Thousands in S. Korea Protest U.S.

From Associated Press

Armed with rocks and bamboo staffs, students and farmers attacked club-wielding police and wrote protest messages in blood Tuesday in one of the biggest anti-U.S. demonstrations since South Korean President Kim Dae Jung took office in 1998.

Police said about 14,000 protesters massed for the demonstration, which criticized the South Korean government as well as the United States. Hundreds pounded police shields with tree branches and hurled rocks and other debris at rows of helmeted officers in downtown Seoul. Some protesters burned a U.S. flag.

Police periodically charged the demonstrators, chasing them through traffic and beating them in front of startled drivers. Several protesters bled from head wounds, and an ambulance removed at least one injured man.

One farmer was taken into police custody. Police said they detain protesters only if they injure officers.


“Kim Dae Jung government--repent!” and “Down with the United States!” shouted the protesters, who accused the Seoul government of designing policy at the behest of Washington.

There have been growing complaints about the conduct of the 37,000 U.S. soldiers deployed in South Korea as a deterrent against the threat from Communist North Korea.

A string of incidents has stirred up anti-U.S. sentiment even though most South Koreans support the American presence. Recent crimes by U.S. servicemen and a dispute over a coastal U.S. bombing range that villagers consider noisy and dangerous have fueled resentment.

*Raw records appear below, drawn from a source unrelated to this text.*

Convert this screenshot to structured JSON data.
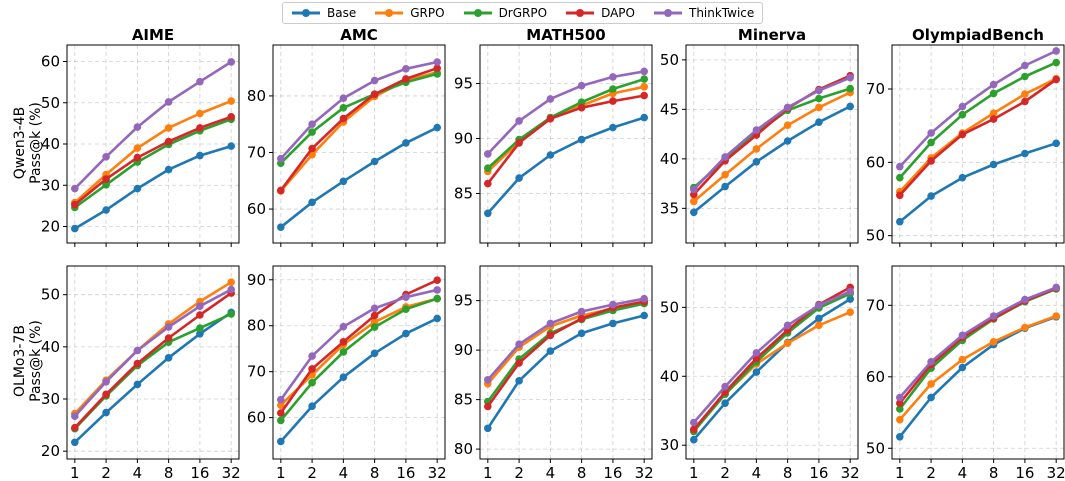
{
  "legend": [
    {
      "name": "Base",
      "color": "#1f77b4"
    },
    {
      "name": "GRPO",
      "color": "#ff7f0e"
    },
    {
      "name": "DrGRPO",
      "color": "#2ca02c"
    },
    {
      "name": "DAPO",
      "color": "#d62728"
    },
    {
      "name": "ThinkTwice",
      "color": "#9467bd"
    }
  ],
  "row_labels": [
    {
      "model": "Qwen3-4B",
      "metric": "Pass@k (%)"
    },
    {
      "model": "OLMo3-7B",
      "metric": "Pass@k (%)"
    }
  ],
  "chart_data": [
    {
      "type": "line",
      "title": "AIME",
      "row": 0,
      "col": 0,
      "x": [
        1,
        2,
        4,
        8,
        16,
        32
      ],
      "x_tick_labels": [
        "1",
        "2",
        "4",
        "8",
        "16",
        "32"
      ],
      "ylim": [
        16,
        64
      ],
      "yticks": [
        20,
        30,
        40,
        50,
        60
      ],
      "grid": true,
      "series": [
        {
          "name": "Base",
          "values": [
            19.5,
            24.0,
            29.2,
            33.8,
            37.2,
            39.5
          ]
        },
        {
          "name": "GRPO",
          "values": [
            25.8,
            32.6,
            39.0,
            43.9,
            47.4,
            50.4
          ]
        },
        {
          "name": "DrGRPO",
          "values": [
            24.6,
            30.1,
            35.6,
            39.9,
            43.2,
            46.0
          ]
        },
        {
          "name": "DAPO",
          "values": [
            25.3,
            31.5,
            36.7,
            40.6,
            43.9,
            46.6
          ]
        },
        {
          "name": "ThinkTwice",
          "values": [
            29.2,
            36.9,
            44.1,
            50.2,
            55.1,
            59.9
          ]
        }
      ]
    },
    {
      "type": "line",
      "title": "AMC",
      "row": 0,
      "col": 1,
      "x": [
        1,
        2,
        4,
        8,
        16,
        32
      ],
      "x_tick_labels": [
        "1",
        "2",
        "4",
        "8",
        "16",
        "32"
      ],
      "ylim": [
        54,
        89
      ],
      "yticks": [
        60,
        70,
        80
      ],
      "grid": true,
      "series": [
        {
          "name": "Base",
          "values": [
            56.8,
            61.2,
            64.9,
            68.4,
            71.7,
            74.4
          ]
        },
        {
          "name": "GRPO",
          "values": [
            63.2,
            69.6,
            75.4,
            79.9,
            82.7,
            84.2
          ]
        },
        {
          "name": "DrGRPO",
          "values": [
            68.1,
            73.6,
            77.9,
            80.3,
            82.4,
            83.9
          ]
        },
        {
          "name": "DAPO",
          "values": [
            63.3,
            70.7,
            76.0,
            80.3,
            83.0,
            84.9
          ]
        },
        {
          "name": "ThinkTwice",
          "values": [
            68.9,
            75.0,
            79.6,
            82.7,
            84.8,
            86.0
          ]
        }
      ]
    },
    {
      "type": "line",
      "title": "MATH500",
      "row": 0,
      "col": 2,
      "x": [
        1,
        2,
        4,
        8,
        16,
        32
      ],
      "x_tick_labels": [
        "1",
        "2",
        "4",
        "8",
        "16",
        "32"
      ],
      "ylim": [
        80.5,
        98.5
      ],
      "yticks": [
        85,
        90,
        95
      ],
      "grid": true,
      "series": [
        {
          "name": "Base",
          "values": [
            83.2,
            86.4,
            88.5,
            89.9,
            91.0,
            91.9
          ]
        },
        {
          "name": "GRPO",
          "values": [
            87.0,
            89.7,
            91.8,
            93.0,
            94.1,
            94.7
          ]
        },
        {
          "name": "DrGRPO",
          "values": [
            87.3,
            89.9,
            91.9,
            93.3,
            94.5,
            95.4
          ]
        },
        {
          "name": "DAPO",
          "values": [
            85.9,
            89.6,
            91.8,
            92.8,
            93.4,
            93.9
          ]
        },
        {
          "name": "ThinkTwice",
          "values": [
            88.6,
            91.6,
            93.6,
            94.8,
            95.6,
            96.1
          ]
        }
      ]
    },
    {
      "type": "line",
      "title": "Minerva",
      "row": 0,
      "col": 3,
      "x": [
        1,
        2,
        4,
        8,
        16,
        32
      ],
      "x_tick_labels": [
        "1",
        "2",
        "4",
        "8",
        "16",
        "32"
      ],
      "ylim": [
        31.5,
        51.5
      ],
      "yticks": [
        35,
        40,
        45,
        50
      ],
      "grid": true,
      "series": [
        {
          "name": "Base",
          "values": [
            34.6,
            37.2,
            39.7,
            41.8,
            43.7,
            45.3
          ]
        },
        {
          "name": "GRPO",
          "values": [
            35.7,
            38.4,
            41.0,
            43.4,
            45.2,
            46.7
          ]
        },
        {
          "name": "DrGRPO",
          "values": [
            37.1,
            39.9,
            42.6,
            44.9,
            46.1,
            47.1
          ]
        },
        {
          "name": "DAPO",
          "values": [
            36.4,
            39.8,
            42.4,
            45.1,
            47.0,
            48.4
          ]
        },
        {
          "name": "ThinkTwice",
          "values": [
            36.9,
            40.2,
            42.9,
            45.2,
            46.9,
            48.2
          ]
        }
      ]
    },
    {
      "type": "line",
      "title": "OlympiadBench",
      "row": 0,
      "col": 4,
      "x": [
        1,
        2,
        4,
        8,
        16,
        32
      ],
      "x_tick_labels": [
        "1",
        "2",
        "4",
        "8",
        "16",
        "32"
      ],
      "ylim": [
        49,
        76
      ],
      "yticks": [
        50,
        60,
        70
      ],
      "grid": true,
      "series": [
        {
          "name": "Base",
          "values": [
            51.9,
            55.4,
            57.9,
            59.7,
            61.2,
            62.6
          ]
        },
        {
          "name": "GRPO",
          "values": [
            56.0,
            60.6,
            64.0,
            66.7,
            69.3,
            71.4
          ]
        },
        {
          "name": "DrGRPO",
          "values": [
            57.9,
            62.7,
            66.5,
            69.4,
            71.7,
            73.6
          ]
        },
        {
          "name": "DAPO",
          "values": [
            55.5,
            60.2,
            63.8,
            65.9,
            68.3,
            71.3
          ]
        },
        {
          "name": "ThinkTwice",
          "values": [
            59.4,
            64.0,
            67.6,
            70.6,
            73.2,
            75.2
          ]
        }
      ]
    },
    {
      "type": "line",
      "title": "",
      "row": 1,
      "col": 0,
      "x": [
        1,
        2,
        4,
        8,
        16,
        32
      ],
      "x_tick_labels": [
        "1",
        "2",
        "4",
        "8",
        "16",
        "32"
      ],
      "ylim": [
        18.5,
        55.5
      ],
      "yticks": [
        20,
        30,
        40,
        50
      ],
      "grid": true,
      "series": [
        {
          "name": "Base",
          "values": [
            21.7,
            27.4,
            32.8,
            37.9,
            42.5,
            46.6
          ]
        },
        {
          "name": "GRPO",
          "values": [
            27.2,
            33.6,
            39.3,
            44.4,
            48.7,
            52.4
          ]
        },
        {
          "name": "DrGRPO",
          "values": [
            24.3,
            30.6,
            36.4,
            40.9,
            43.6,
            46.3
          ]
        },
        {
          "name": "DAPO",
          "values": [
            24.5,
            30.9,
            36.8,
            41.7,
            46.1,
            50.3
          ]
        },
        {
          "name": "ThinkTwice",
          "values": [
            26.7,
            33.3,
            39.3,
            43.8,
            47.8,
            51.0
          ]
        }
      ]
    },
    {
      "type": "line",
      "title": "",
      "row": 1,
      "col": 1,
      "x": [
        1,
        2,
        4,
        8,
        16,
        32
      ],
      "x_tick_labels": [
        "1",
        "2",
        "4",
        "8",
        "16",
        "32"
      ],
      "ylim": [
        51,
        93
      ],
      "yticks": [
        60,
        70,
        80,
        90
      ],
      "grid": true,
      "series": [
        {
          "name": "Base",
          "values": [
            54.8,
            62.5,
            68.8,
            74.0,
            78.3,
            81.6
          ]
        },
        {
          "name": "GRPO",
          "values": [
            62.7,
            69.3,
            75.9,
            80.8,
            84.1,
            85.9
          ]
        },
        {
          "name": "DrGRPO",
          "values": [
            59.4,
            67.6,
            74.3,
            79.7,
            83.6,
            85.9
          ]
        },
        {
          "name": "DAPO",
          "values": [
            61.0,
            70.6,
            76.5,
            82.2,
            86.8,
            89.9
          ]
        },
        {
          "name": "ThinkTwice",
          "values": [
            63.9,
            73.4,
            79.8,
            83.8,
            86.2,
            87.8
          ]
        }
      ]
    },
    {
      "type": "line",
      "title": "",
      "row": 1,
      "col": 2,
      "x": [
        1,
        2,
        4,
        8,
        16,
        32
      ],
      "x_tick_labels": [
        "1",
        "2",
        "4",
        "8",
        "16",
        "32"
      ],
      "ylim": [
        79,
        98.5
      ],
      "yticks": [
        80,
        85,
        90,
        95
      ],
      "grid": true,
      "series": [
        {
          "name": "Base",
          "values": [
            82.1,
            86.9,
            89.9,
            91.7,
            92.7,
            93.5
          ]
        },
        {
          "name": "GRPO",
          "values": [
            86.6,
            90.3,
            92.4,
            93.5,
            94.2,
            94.9
          ]
        },
        {
          "name": "DrGRPO",
          "values": [
            84.8,
            89.1,
            91.7,
            93.1,
            94.0,
            94.7
          ]
        },
        {
          "name": "DAPO",
          "values": [
            84.3,
            88.7,
            91.5,
            93.2,
            94.3,
            94.9
          ]
        },
        {
          "name": "ThinkTwice",
          "values": [
            87.0,
            90.6,
            92.7,
            93.9,
            94.6,
            95.2
          ]
        }
      ]
    },
    {
      "type": "line",
      "title": "",
      "row": 1,
      "col": 3,
      "x": [
        1,
        2,
        4,
        8,
        16,
        32
      ],
      "x_tick_labels": [
        "1",
        "2",
        "4",
        "8",
        "16",
        "32"
      ],
      "ylim": [
        28,
        56
      ],
      "yticks": [
        30,
        40,
        50
      ],
      "grid": true,
      "series": [
        {
          "name": "Base",
          "values": [
            30.8,
            36.1,
            40.6,
            44.9,
            48.4,
            51.2
          ]
        },
        {
          "name": "GRPO",
          "values": [
            32.2,
            37.4,
            41.8,
            44.8,
            47.4,
            49.3
          ]
        },
        {
          "name": "DrGRPO",
          "values": [
            32.0,
            37.4,
            42.1,
            46.3,
            49.9,
            52.0
          ]
        },
        {
          "name": "DAPO",
          "values": [
            32.3,
            37.7,
            42.6,
            46.7,
            50.4,
            52.9
          ]
        },
        {
          "name": "ThinkTwice",
          "values": [
            33.3,
            38.5,
            43.4,
            47.4,
            50.3,
            52.3
          ]
        }
      ]
    },
    {
      "type": "line",
      "title": "",
      "row": 1,
      "col": 4,
      "x": [
        1,
        2,
        4,
        8,
        16,
        32
      ],
      "x_tick_labels": [
        "1",
        "2",
        "4",
        "8",
        "16",
        "32"
      ],
      "ylim": [
        48.5,
        75.5
      ],
      "yticks": [
        50,
        60,
        70
      ],
      "grid": true,
      "series": [
        {
          "name": "Base",
          "values": [
            51.6,
            57.1,
            61.3,
            64.5,
            66.8,
            68.4
          ]
        },
        {
          "name": "GRPO",
          "values": [
            54.0,
            59.0,
            62.4,
            64.9,
            66.9,
            68.5
          ]
        },
        {
          "name": "DrGRPO",
          "values": [
            55.5,
            61.2,
            65.1,
            68.1,
            70.5,
            72.3
          ]
        },
        {
          "name": "DAPO",
          "values": [
            56.3,
            61.7,
            65.5,
            68.2,
            70.6,
            72.4
          ]
        },
        {
          "name": "ThinkTwice",
          "values": [
            57.1,
            62.1,
            65.8,
            68.5,
            70.8,
            72.5
          ]
        }
      ]
    }
  ]
}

On Monday, the U.S. military publicly apologized for the February dumping of 20 gallons of formaldehyde into the Han River.


Seoul and Washington have agreed to open long-stalled talks next week on revising the code governing the conduct of U.S. soldiers stationed on the Korean peninsula.

The farmers at Tuesday’s protest blamed the U.S. for pressuring South Korea into what they said was an excessive opening of the nation’s agricultural markets. Cheap imports have cut into their profits.

Eight protest leaders cut their fingers with razor blades and used their blood to write “Abolish the agricultural imports policy!” on a banner.